Es mangele nicht an Ideen, oft seien die gesetzlichen Vorgaben zu eng gestrickt, kritisierte der Wachtberger Bauer und forderte hier flexiblere Regelungen. In vielen Bereichen sei man der Politik um Jahre voraus. So habe er bereits seit längerem angeregt, Dächer von Buswartehäuschen zu begrünen. Jetzt erst werde dies langsam von der Politik aufgegriffen.
Seit Jahren unveränderte Preise
In Sachen CO2-Reduzierung habe die Landwirtschaft wie keine andere Branche in den vergangen Jahrzehnten sehr viel geleistet, erklärte Hartmann. Auch das Problem mit den Düngemitteln in den Böden sei längst erkannt und angegangen worden. Als Beispiel berichtete der Abgeordnete von einem Landwirt, der seinen Spinat nicht an einen Großabnehmer verkaufen könne, sobald die Nitratbelastung im Boden zu hoch sei: "Deswegen achten er und andere sehr genau auf die Werte."

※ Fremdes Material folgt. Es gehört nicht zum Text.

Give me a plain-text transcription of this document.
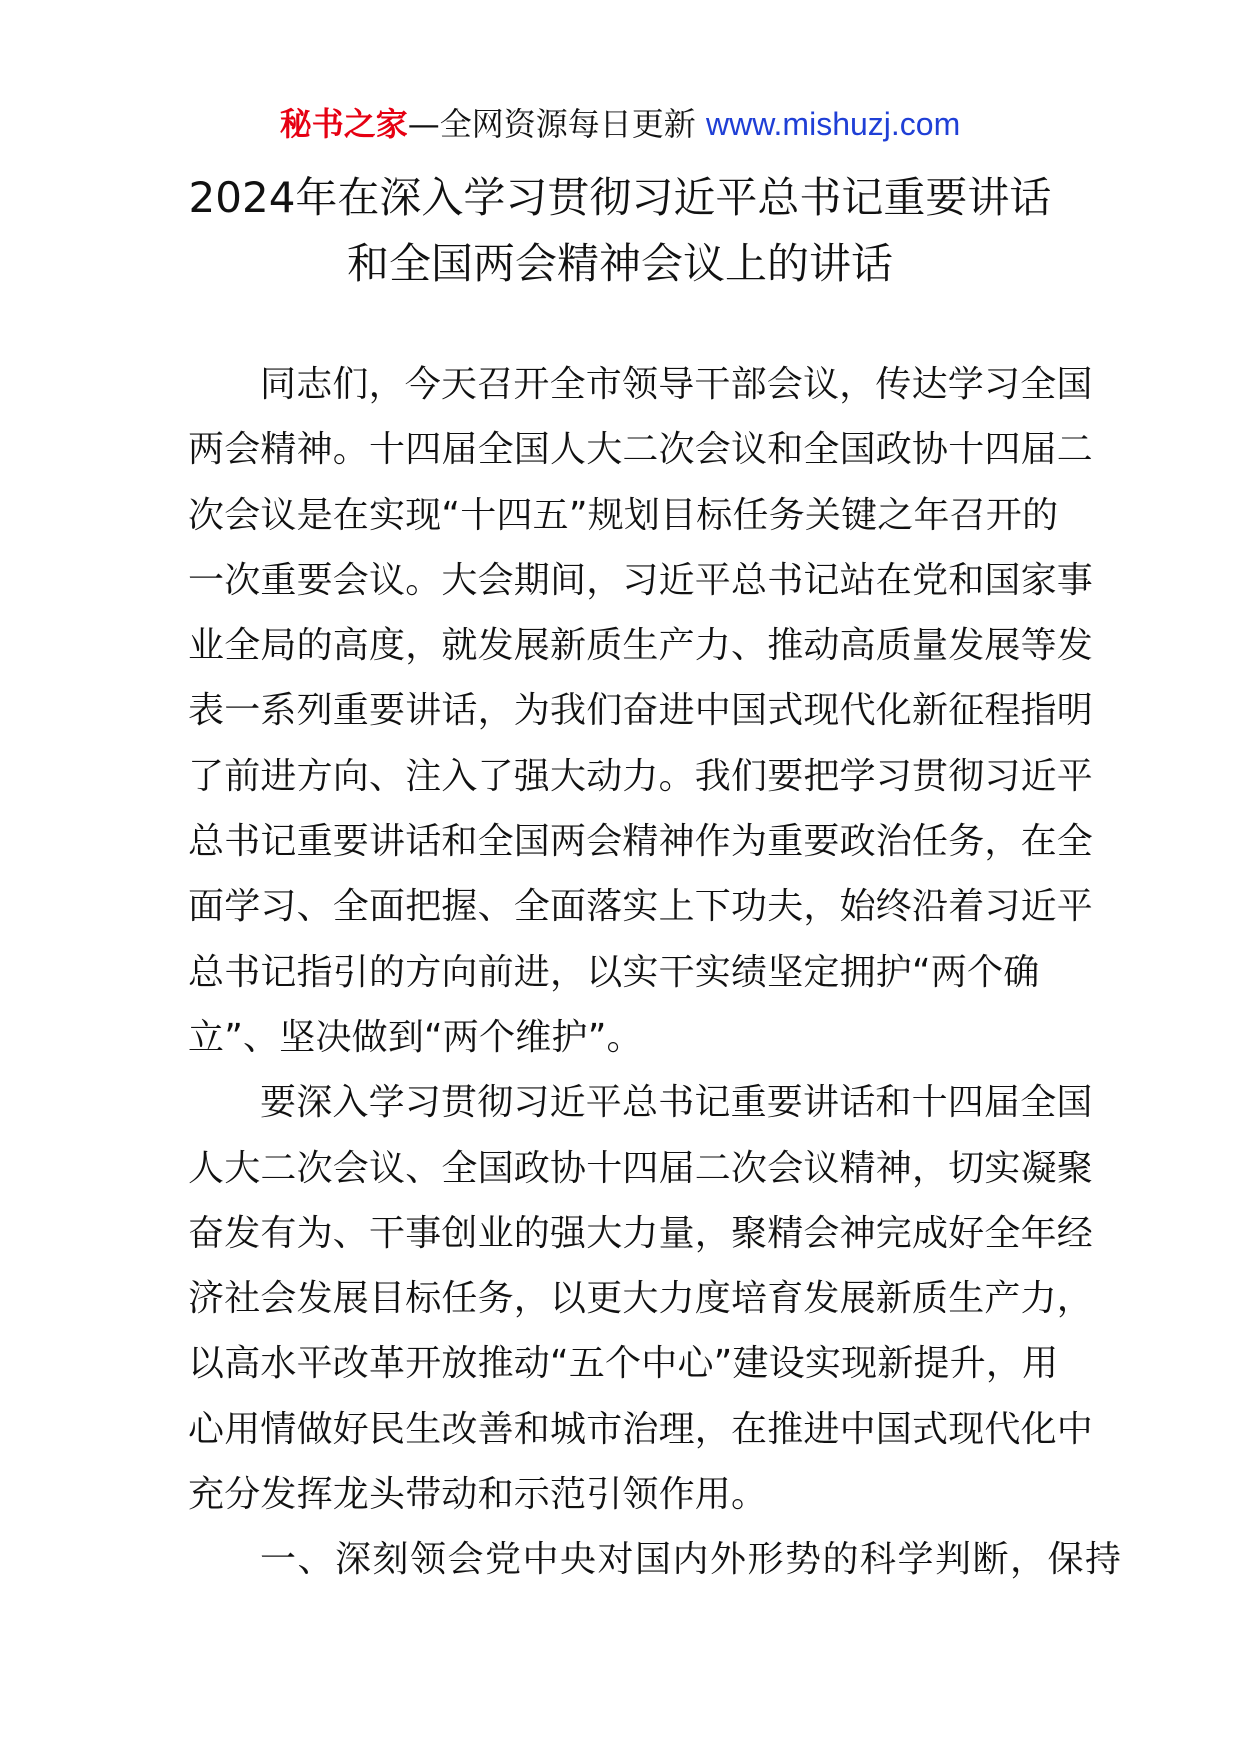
秘书之家—全网资源每日更新 www.mishuzj.com
2024年在深入学习贯彻习近平总书记重要讲话
和全国两会精神会议上的讲话
同志们，今天召开全市领导干部会议，传达学习全国
两会精神。十四届全国人大二次会议和全国政协十四届二
次会议是在实现“十四五”规划目标任务关键之年召开的
一次重要会议。大会期间，习近平总书记站在党和国家事
业全局的高度，就发展新质生产力、推动高质量发展等发
表一系列重要讲话，为我们奋进中国式现代化新征程指明
了前进方向、注入了强大动力。我们要把学习贯彻习近平
总书记重要讲话和全国两会精神作为重要政治任务，在全
面学习、全面把握、全面落实上下功夫，始终沿着习近平
总书记指引的方向前进，以实干实绩坚定拥护“两个确
立”、坚决做到“两个维护”。
要深入学习贯彻习近平总书记重要讲话和十四届全国
人大二次会议、全国政协十四届二次会议精神，切实凝聚
奋发有为、干事创业的强大力量，聚精会神完成好全年经
济社会发展目标任务，以更大力度培育发展新质生产力，
以高水平改革开放推动“五个中心”建设实现新提升，用
心用情做好民生改善和城市治理，在推进中国式现代化中
充分发挥龙头带动和示范引领作用。
一、深刻领会党中央对国内外形势的科学判断，保持
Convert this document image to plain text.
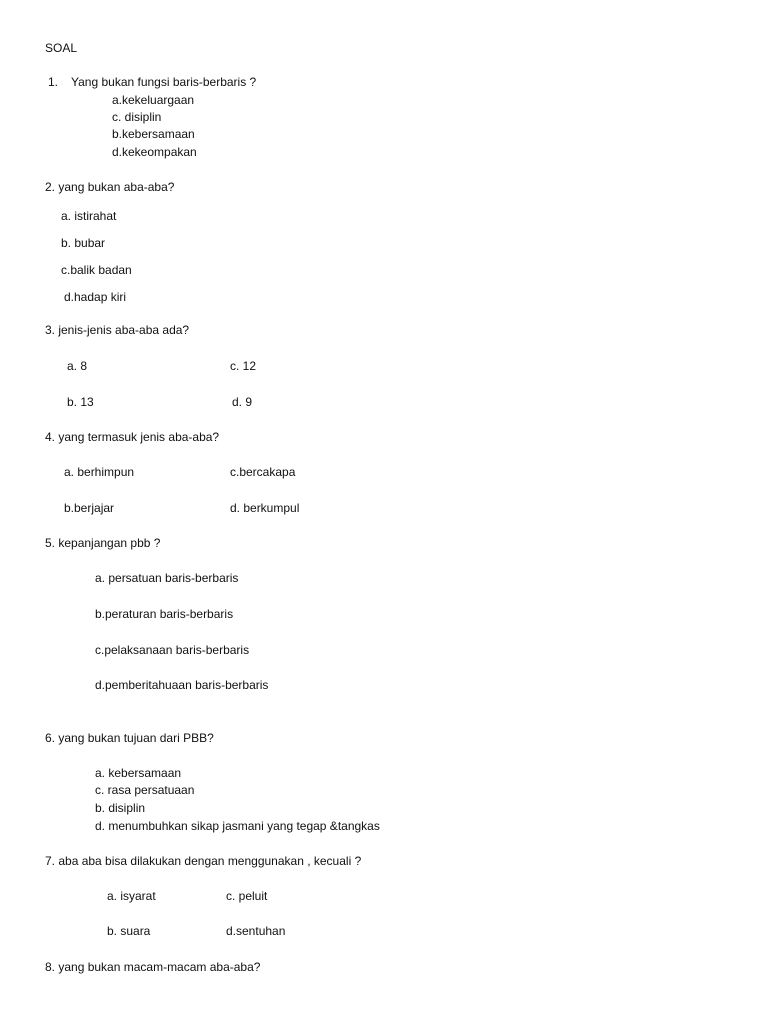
SOAL
1. Yang bukan fungsi baris-berbaris ?
a.kekeluargaan
c. disiplin
b.kebersamaan
d.kekeompakan
2. yang bukan aba-aba?
a. istirahat
b. bubar
c.balik badan
d.hadap kiri
3. jenis-jenis aba-aba ada?
a. 8	c. 12
b. 13	d. 9
4. yang termasuk jenis aba-aba?
a. berhimpun	c.bercakapa
b.berjajar	d. berkumpul
5. kepanjangan pbb ?
a. persatuan baris-berbaris
b.peraturan baris-berbaris
c.pelaksanaan baris-berbaris
d.pemberitahuaan baris-berbaris
6. yang bukan tujuan dari PBB?
a. kebersamaan
c. rasa persatuaan
b. disiplin
d. menumbuhkan sikap jasmani yang tegap &tangkas
7. aba aba bisa dilakukan dengan menggunakan , kecuali ?
a. isyarat	c. peluit
b. suara	d.sentuhan
8. yang bukan macam-macam aba-aba?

Vor allem belaste die hiesigen Bauern, dass sie seit vielen Jahren zu unveränderten Preisen produzieren sollen, obwohl von den Lohnkosten bis hin zu den Pflanzenschutzmitteln und Umweltstandards und aufgrund des dritten Dürresommers in Folge auch die Wasserkosten gestiegen seien, kritisierte Markus Schwarz. Sein konkretes Beispiel: Zwei Roma-Salatköpfe inklusive Verpackung werden derzeit für 46 Cent im Handel verkauft: "In meiner Tasche bleiben zwei Cent." Um nur eine Kultur wie etwa Feldsalat anzubauen, müsse ein mittlerer Betrieb zwischen 400 000 und 500 000 Euro investieren, rechnete Norbert Pesch vor.
Kritik an der EU
Kritik gab es auch an der EU-Politik. Alle Landwirte forderten gleiche Standards und Preise in den Mitgliedsstaaten sowie Transparenz für die Verbraucher, dass diese anhand der Kennzeichnungen der Produkte direkt erkennen können, woher Gemüse und Obst stammen: "Niemand wehrt sich gegen Naturschutz. Wir sind alle auf demselben Gleis, fahren aber in unterschiedlichen Waggons", meinte Norbert Pesch. "Die Wertigkeit der Lebensmittel ist sehr stark gefallen. Lieber kaufen sich Leute einen teuren Laptop als vernünftiges Essen", kritisierte Albert Schmitz. Zudem dürfe man nicht vergessen, dass sehr viele Festangestellte, die Sozialabgaben zahlen, in den Betrieben beschäftigt seien, ergänzte Norbert Pesch. Es müssten sich aber auch möglichst viele Leute regionale Lebensmittel leisten können, unterstrich Hartmann.
"In der derzeitigen Phase darf kein Betrieb pleite gehen. Hier muss die Landwirtschaftsrunde der EU dringend etwas tun und für gleiche Rahmenbedingen eintreten", so der Abgeordnete. Und an die Verbraucher gerichtet: "Die gesellschaftliche Akzeptanz muss erstritten werden für regionale Produkte, die ist zurzeit nicht da." Dies forderte auch Markus Schwarz: "Wir können die deutsche Bevölkerung 365 Tage im Jahr ernähren, dafür brauchen wir keine billigen Tomaten aus Spanien oder Afrika."